= Traumatic pneumorrhachis =

Presence of air or gas within the spinal canal cavity

Traumatic pneumorrhachis is a medical condition in which air has entered the spinal canal.

Traumatic pneumorrhachis is very rare phenomenon. Only eight cases with pneumorrhachis extending to more than one spinal region had been reported in the literature. Gordon had initially described the phenomenon of intraspinal air. The term pneumorrhachis was used for the first time by Newbold et al. The two subtypes of pneumorrhachis, which includes epidural or subarachnoid, are difficult to distinguish even with CT scanning. However, the presence of pneumocephalus goes more in favor of subarachnoid subtype. Goh and Yeo in their study have reported that the epidural pneumorrhachis is self-limited, whereas the more common subarachnoid pneumorrhachis type may be complicated by tension pneumocephalus and meningitis.
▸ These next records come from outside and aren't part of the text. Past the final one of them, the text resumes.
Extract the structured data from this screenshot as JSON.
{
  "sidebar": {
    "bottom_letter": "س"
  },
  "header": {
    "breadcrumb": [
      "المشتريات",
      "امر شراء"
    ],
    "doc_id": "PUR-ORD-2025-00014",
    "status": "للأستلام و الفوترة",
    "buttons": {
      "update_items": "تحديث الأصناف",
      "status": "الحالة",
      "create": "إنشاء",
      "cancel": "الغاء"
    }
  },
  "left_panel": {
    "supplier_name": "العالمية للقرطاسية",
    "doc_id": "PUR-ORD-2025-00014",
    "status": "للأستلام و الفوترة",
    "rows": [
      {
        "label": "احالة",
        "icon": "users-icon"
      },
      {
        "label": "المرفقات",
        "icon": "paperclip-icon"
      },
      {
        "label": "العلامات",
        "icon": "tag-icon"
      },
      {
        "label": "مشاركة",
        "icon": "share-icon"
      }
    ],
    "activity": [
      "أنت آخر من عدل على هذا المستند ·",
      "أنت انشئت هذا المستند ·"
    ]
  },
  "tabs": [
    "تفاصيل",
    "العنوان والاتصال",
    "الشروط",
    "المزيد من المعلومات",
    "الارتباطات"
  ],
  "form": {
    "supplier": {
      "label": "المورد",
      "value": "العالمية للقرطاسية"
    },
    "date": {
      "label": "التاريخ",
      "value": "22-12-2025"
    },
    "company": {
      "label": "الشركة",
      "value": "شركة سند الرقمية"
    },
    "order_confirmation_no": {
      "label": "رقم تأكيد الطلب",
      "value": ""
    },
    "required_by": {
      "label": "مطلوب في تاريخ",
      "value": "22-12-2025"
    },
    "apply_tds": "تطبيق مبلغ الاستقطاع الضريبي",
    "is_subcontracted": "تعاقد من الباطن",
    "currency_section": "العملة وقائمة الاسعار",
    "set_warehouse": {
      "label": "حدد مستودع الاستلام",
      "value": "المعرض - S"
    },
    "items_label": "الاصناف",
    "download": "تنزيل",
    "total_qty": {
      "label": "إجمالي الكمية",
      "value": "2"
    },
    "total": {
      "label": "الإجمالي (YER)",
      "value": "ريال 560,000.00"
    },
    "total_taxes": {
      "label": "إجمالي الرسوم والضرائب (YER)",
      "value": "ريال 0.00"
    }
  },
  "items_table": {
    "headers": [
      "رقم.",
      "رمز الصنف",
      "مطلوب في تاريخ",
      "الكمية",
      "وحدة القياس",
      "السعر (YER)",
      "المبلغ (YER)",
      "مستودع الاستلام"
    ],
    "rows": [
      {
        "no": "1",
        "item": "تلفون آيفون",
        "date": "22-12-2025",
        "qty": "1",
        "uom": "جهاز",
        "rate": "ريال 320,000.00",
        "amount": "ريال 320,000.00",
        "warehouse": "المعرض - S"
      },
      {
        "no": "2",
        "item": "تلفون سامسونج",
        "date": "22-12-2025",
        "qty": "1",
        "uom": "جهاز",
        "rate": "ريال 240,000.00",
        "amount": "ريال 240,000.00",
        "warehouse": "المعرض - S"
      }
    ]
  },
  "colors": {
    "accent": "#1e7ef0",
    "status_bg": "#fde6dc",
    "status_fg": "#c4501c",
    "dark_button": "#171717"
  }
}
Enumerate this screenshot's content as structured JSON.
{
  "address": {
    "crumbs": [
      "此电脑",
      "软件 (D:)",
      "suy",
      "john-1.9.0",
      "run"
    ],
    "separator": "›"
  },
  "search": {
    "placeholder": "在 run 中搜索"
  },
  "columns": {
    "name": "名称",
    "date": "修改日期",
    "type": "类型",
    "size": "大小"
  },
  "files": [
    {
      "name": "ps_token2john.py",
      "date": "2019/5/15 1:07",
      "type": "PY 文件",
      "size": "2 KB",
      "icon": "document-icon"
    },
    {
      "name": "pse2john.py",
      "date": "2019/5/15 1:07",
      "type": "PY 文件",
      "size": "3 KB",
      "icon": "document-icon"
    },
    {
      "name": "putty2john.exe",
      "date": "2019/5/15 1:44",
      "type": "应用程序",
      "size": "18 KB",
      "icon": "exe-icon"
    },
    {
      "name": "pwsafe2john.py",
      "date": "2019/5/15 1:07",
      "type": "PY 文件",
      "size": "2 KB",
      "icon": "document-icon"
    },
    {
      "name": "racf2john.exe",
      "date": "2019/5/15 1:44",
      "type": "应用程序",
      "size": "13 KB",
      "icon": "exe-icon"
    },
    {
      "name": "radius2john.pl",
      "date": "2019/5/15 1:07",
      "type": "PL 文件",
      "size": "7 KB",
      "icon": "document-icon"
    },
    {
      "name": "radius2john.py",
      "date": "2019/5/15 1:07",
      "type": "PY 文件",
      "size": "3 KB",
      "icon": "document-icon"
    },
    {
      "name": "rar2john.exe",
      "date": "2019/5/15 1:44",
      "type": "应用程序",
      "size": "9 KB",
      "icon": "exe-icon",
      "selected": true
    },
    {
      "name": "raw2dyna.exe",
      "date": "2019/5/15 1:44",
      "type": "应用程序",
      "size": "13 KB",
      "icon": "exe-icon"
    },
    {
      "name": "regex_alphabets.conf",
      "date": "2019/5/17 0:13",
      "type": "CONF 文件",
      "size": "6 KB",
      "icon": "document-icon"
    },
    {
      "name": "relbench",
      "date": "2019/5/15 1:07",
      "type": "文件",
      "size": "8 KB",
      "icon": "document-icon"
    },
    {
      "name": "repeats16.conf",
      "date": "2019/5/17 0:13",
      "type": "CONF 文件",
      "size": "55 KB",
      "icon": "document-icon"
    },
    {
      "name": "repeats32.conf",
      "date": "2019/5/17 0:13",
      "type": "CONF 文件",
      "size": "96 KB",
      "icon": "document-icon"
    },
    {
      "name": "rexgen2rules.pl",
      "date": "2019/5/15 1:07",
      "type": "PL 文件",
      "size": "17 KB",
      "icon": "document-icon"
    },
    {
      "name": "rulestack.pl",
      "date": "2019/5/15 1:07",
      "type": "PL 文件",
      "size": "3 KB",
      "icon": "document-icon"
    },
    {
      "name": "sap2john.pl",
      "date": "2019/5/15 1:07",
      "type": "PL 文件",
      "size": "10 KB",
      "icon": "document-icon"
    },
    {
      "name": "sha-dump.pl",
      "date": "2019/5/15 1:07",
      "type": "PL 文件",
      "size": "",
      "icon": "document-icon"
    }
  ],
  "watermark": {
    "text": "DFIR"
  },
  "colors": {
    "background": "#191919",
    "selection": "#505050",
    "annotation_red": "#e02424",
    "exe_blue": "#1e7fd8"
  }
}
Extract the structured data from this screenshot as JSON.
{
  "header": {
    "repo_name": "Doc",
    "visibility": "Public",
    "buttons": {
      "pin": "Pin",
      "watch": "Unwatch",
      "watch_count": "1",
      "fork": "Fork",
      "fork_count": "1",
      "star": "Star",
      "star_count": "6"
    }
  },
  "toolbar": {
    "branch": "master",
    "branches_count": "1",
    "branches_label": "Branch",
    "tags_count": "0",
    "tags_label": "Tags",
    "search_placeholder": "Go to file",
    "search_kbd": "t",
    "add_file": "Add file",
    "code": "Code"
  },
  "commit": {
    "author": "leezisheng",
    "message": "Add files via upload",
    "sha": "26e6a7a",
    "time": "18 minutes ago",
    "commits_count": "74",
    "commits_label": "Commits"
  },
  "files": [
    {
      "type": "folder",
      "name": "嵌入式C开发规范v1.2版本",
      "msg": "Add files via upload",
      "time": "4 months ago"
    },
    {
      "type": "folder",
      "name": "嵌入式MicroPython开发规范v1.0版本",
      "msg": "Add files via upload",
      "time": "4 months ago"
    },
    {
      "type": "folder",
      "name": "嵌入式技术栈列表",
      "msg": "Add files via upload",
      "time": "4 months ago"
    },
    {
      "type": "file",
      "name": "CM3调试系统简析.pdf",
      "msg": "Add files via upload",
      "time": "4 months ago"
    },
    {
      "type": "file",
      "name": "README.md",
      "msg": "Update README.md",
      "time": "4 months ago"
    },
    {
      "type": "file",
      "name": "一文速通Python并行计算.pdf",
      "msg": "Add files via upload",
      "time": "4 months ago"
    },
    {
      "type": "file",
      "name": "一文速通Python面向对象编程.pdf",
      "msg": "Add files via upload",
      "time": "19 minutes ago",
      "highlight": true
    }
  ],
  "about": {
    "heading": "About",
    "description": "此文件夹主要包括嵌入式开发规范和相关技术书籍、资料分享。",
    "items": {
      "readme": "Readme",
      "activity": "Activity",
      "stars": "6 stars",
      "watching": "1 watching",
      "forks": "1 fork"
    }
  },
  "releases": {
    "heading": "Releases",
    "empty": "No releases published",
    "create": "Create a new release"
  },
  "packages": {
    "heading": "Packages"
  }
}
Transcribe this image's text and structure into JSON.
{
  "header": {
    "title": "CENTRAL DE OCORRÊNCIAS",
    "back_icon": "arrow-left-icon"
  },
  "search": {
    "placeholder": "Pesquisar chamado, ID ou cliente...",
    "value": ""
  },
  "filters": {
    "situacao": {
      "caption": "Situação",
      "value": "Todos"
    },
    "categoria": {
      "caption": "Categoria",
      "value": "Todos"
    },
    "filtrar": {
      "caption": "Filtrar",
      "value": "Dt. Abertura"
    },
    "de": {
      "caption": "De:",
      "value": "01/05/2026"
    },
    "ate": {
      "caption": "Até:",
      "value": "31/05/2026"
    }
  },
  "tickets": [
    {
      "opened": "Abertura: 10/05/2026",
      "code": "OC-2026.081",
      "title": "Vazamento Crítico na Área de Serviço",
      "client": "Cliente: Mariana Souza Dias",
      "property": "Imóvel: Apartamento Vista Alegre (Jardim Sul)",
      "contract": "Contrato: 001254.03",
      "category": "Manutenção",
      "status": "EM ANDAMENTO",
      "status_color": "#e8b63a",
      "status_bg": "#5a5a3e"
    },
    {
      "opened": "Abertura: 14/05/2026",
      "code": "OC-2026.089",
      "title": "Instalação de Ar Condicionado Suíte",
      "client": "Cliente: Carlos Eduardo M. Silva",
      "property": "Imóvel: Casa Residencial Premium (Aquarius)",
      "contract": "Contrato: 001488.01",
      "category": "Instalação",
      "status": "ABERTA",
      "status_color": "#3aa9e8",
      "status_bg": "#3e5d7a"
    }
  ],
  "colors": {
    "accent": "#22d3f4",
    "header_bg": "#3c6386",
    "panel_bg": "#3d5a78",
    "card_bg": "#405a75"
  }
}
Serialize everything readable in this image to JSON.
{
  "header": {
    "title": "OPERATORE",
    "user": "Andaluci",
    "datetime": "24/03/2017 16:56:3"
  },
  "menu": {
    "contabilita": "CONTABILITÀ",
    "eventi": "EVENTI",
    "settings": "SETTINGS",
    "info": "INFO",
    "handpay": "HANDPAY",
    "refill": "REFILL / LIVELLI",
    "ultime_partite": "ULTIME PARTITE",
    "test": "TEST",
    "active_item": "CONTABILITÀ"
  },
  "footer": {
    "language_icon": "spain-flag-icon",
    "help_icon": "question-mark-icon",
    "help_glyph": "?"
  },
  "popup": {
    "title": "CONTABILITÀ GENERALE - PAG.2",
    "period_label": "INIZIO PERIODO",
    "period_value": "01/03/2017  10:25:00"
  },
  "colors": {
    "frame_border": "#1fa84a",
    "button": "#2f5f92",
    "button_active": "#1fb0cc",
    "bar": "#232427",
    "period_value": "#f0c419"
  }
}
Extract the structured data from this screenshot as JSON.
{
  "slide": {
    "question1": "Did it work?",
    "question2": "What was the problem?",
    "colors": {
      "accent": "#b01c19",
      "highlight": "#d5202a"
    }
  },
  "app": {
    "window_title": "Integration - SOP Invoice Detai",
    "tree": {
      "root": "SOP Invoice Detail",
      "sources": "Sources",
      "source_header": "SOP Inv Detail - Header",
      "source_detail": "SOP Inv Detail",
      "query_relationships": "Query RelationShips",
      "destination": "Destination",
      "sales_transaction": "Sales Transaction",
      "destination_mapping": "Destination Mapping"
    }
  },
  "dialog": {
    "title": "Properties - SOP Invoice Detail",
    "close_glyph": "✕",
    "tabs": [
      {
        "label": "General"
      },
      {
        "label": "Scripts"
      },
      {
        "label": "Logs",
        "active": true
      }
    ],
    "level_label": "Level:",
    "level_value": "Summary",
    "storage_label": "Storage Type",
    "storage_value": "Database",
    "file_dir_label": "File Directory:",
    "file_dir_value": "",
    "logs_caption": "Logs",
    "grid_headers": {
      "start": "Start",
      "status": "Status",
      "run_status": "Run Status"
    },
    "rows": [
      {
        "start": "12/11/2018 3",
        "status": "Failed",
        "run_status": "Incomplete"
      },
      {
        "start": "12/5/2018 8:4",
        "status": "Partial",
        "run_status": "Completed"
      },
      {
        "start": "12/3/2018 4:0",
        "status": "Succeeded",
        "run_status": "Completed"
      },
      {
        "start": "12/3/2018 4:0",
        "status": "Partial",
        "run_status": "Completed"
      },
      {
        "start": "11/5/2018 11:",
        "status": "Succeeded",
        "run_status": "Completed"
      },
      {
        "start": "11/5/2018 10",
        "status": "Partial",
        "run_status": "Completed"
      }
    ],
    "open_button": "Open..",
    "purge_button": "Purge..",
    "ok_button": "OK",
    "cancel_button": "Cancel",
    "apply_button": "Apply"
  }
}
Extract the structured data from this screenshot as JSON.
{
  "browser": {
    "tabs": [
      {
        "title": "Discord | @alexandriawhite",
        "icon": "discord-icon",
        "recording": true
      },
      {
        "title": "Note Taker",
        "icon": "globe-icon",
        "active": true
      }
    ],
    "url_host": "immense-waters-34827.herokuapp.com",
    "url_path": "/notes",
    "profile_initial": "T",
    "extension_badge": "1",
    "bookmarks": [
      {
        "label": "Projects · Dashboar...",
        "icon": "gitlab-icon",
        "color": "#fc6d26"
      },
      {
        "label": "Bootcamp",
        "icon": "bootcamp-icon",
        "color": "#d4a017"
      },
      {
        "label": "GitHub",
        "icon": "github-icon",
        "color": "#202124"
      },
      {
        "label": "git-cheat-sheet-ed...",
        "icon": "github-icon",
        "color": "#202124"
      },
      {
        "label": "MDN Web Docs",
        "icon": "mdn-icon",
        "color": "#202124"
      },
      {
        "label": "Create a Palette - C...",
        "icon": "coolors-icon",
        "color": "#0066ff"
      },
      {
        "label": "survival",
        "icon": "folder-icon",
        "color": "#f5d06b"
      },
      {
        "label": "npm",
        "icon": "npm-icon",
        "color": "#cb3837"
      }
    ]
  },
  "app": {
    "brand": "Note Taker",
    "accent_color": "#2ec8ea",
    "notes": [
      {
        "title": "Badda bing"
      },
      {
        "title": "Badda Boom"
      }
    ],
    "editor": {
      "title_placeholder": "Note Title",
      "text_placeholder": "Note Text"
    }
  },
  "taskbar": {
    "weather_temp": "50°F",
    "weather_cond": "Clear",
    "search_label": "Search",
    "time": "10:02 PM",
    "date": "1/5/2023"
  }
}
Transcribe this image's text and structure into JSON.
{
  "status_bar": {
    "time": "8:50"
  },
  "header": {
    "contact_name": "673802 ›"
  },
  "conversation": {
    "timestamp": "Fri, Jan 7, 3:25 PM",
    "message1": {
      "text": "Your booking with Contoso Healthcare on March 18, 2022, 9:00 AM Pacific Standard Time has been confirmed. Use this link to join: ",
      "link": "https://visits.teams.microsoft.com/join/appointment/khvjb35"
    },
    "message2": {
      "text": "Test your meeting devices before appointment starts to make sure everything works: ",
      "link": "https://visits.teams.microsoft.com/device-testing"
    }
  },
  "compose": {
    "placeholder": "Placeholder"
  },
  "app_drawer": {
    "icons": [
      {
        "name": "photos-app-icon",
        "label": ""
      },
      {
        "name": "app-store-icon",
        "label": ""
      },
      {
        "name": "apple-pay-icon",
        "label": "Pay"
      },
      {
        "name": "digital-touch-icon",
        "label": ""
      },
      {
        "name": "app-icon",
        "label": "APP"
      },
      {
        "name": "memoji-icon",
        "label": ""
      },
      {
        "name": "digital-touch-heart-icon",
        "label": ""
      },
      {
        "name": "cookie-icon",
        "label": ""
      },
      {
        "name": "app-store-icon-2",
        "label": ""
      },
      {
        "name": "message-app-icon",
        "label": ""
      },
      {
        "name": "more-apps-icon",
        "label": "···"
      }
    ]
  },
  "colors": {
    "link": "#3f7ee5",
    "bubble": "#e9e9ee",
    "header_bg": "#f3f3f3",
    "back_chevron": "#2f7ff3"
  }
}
Traumatic subarachnoid pneumorrhachis is almost always secondary to major trauma and is a marker of a severe injury. For example, air may migrate via the neural foramina behind the driving pressure of pneumothorax. The pathophysiology described for it states that the penetrated air, which had led to the formation of pneumocephalus might have been forced caudally due to the raised intracranial pressure as a consequence of severe brain injury and patient's horizontal position allowing the entrapped air to pass through the foramen magnum into the spinal canal. Due to its rareness, asymptomatic presentation and myriad etiologies, no guidelines for its treatment or care has been described. Pneumorrhachis typically resolves spontaneously but occasionally it can have serious complications. Patient with subarachnoid pneumorrhachis should be treated meticulously and a temporary lumbar drainage may be required if they have concomitant cerebro-spinal fluid leak.